Inhibitors of Change

As a consequence, I do not see many schools moving forward and truly changing the narrative and this is why I have decided to step away (but not totally away). We, as educators, love to listen to inspirational TED talks (I am looking at you Sir Ken Robinson and Simon Sinek) and go to conferences to nod our heads when we see innovation or cutting-edge approaches. And we, as progressive teachers, love to contextualize learning because we recognize that purpose and meaning are developed through identifiable and applicable situations and scenarios. However, at the moment, most schools condescendingly tolerate inspiration, innovation, and cutting-edge approaches because the administration, either consciously or unconsciously, know the foundation that supports them will not fall. And most schools contextualize hierarchy and a false sense of meritocracy in their organization because they truly fear a change will usher in a loss of power. And until the foundation shifts, schools will remain predominately parrots of change instead of actual catalysts for change.

One way to circumvent the system

2 thoughts on “ Hierarchy in Education: how traditional roles undermine progressive education ”

  1. Well said. I’ve wondered how long this can last, sometimes thinking it never will, sometimes thinking it is slowly changing. Certainly, the vast majority of today’s schools preach one thing while modeling another.

    There is also a lesson on social capital here. Want to break through this structure without going the proper route? Do you have the correct relationship with the correct person? Ok then. No? Then forget about it.

    I do, though, find inspiration from schools that are breaking this up. But each instance I’ve found is a new school entity that isn’t throwing out an old structure, but rather establishing a structure where one did not previously exist. This might be the best source of hope of leading to significant changes in industry practices, but even this will take considerable time.
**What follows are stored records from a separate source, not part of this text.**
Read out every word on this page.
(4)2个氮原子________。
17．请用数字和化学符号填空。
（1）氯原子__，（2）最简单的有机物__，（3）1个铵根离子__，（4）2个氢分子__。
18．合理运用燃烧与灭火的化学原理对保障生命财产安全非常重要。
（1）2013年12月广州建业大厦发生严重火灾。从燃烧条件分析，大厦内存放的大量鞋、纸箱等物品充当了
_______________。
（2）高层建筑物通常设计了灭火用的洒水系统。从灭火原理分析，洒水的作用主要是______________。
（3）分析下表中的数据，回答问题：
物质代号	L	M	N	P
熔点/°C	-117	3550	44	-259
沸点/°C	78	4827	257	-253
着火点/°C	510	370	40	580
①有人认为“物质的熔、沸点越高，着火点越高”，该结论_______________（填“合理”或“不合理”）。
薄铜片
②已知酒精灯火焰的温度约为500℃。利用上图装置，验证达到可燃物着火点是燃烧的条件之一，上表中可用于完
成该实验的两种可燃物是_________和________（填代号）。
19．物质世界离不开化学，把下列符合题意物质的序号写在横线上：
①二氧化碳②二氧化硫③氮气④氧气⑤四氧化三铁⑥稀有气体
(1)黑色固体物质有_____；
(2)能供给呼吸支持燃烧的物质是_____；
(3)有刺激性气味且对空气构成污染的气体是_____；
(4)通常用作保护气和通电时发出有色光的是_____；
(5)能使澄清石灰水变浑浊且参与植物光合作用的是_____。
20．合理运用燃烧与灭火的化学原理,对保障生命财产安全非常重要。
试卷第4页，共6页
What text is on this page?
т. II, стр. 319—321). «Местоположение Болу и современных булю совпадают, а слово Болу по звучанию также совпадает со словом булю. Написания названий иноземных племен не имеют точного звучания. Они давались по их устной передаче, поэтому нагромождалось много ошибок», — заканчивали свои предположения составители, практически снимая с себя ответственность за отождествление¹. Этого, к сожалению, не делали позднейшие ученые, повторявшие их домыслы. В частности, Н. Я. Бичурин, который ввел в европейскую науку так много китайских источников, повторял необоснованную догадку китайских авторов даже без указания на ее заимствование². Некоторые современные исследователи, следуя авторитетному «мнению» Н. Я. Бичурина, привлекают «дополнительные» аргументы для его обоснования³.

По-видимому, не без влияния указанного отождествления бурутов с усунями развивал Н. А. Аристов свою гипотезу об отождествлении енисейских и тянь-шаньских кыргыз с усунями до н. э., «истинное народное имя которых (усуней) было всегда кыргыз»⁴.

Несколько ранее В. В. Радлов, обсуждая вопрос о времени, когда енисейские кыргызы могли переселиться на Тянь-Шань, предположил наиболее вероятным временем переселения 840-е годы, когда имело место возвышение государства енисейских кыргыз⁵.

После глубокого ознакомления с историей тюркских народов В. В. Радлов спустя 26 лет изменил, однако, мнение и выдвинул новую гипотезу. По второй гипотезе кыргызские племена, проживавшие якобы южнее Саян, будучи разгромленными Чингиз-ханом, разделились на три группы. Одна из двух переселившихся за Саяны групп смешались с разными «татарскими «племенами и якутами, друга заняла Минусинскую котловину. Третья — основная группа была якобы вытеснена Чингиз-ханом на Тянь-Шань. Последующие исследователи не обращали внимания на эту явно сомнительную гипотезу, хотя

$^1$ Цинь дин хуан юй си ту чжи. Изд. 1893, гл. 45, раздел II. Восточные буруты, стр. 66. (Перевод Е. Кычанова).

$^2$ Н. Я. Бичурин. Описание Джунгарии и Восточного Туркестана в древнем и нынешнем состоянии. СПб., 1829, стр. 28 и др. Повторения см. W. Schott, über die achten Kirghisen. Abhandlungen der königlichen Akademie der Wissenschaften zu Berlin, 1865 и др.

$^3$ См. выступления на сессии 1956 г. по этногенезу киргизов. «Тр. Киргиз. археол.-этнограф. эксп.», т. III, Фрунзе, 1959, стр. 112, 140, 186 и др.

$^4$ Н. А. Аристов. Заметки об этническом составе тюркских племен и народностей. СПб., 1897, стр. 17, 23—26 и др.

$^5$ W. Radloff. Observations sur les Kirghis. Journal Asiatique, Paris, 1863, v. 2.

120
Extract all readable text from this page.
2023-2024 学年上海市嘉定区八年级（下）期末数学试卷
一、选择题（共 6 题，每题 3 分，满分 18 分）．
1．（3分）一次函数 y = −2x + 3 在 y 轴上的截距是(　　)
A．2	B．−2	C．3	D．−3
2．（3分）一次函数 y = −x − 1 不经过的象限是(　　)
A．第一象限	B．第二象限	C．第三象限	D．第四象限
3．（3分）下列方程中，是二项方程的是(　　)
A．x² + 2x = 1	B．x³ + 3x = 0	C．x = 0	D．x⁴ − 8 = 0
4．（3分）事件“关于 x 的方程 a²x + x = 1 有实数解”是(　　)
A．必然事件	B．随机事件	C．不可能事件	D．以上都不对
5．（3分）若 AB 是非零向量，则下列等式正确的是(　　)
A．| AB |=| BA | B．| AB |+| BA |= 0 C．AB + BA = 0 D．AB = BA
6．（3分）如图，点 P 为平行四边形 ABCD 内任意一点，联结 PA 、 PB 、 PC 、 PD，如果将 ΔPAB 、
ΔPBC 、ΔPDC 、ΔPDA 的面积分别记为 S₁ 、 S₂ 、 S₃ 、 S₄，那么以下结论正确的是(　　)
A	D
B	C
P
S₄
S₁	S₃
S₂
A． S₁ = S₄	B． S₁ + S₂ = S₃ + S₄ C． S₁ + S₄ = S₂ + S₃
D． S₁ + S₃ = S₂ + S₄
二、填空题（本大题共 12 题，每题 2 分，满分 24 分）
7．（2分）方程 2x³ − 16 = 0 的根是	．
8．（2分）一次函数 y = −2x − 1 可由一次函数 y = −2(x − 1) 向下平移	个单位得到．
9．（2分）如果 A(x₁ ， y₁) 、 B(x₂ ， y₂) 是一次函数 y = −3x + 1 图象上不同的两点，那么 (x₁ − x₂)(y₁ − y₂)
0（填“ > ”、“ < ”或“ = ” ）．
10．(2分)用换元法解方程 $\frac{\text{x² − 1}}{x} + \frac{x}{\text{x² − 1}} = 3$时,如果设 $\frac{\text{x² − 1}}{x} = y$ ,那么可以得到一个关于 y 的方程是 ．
    1. I also find inspiration from some schools and how they are approaching teaching and learning. However, despite so many companies moving towards different organizational structures, most schools (new or established) still seemed quite frightened to do anything too radical. I understand this, to a degree. But what would happen if we really opened things up? If we moved away from “classrooms” and “schedules”? How would that school look like? What type of graduates would come out of such an environment?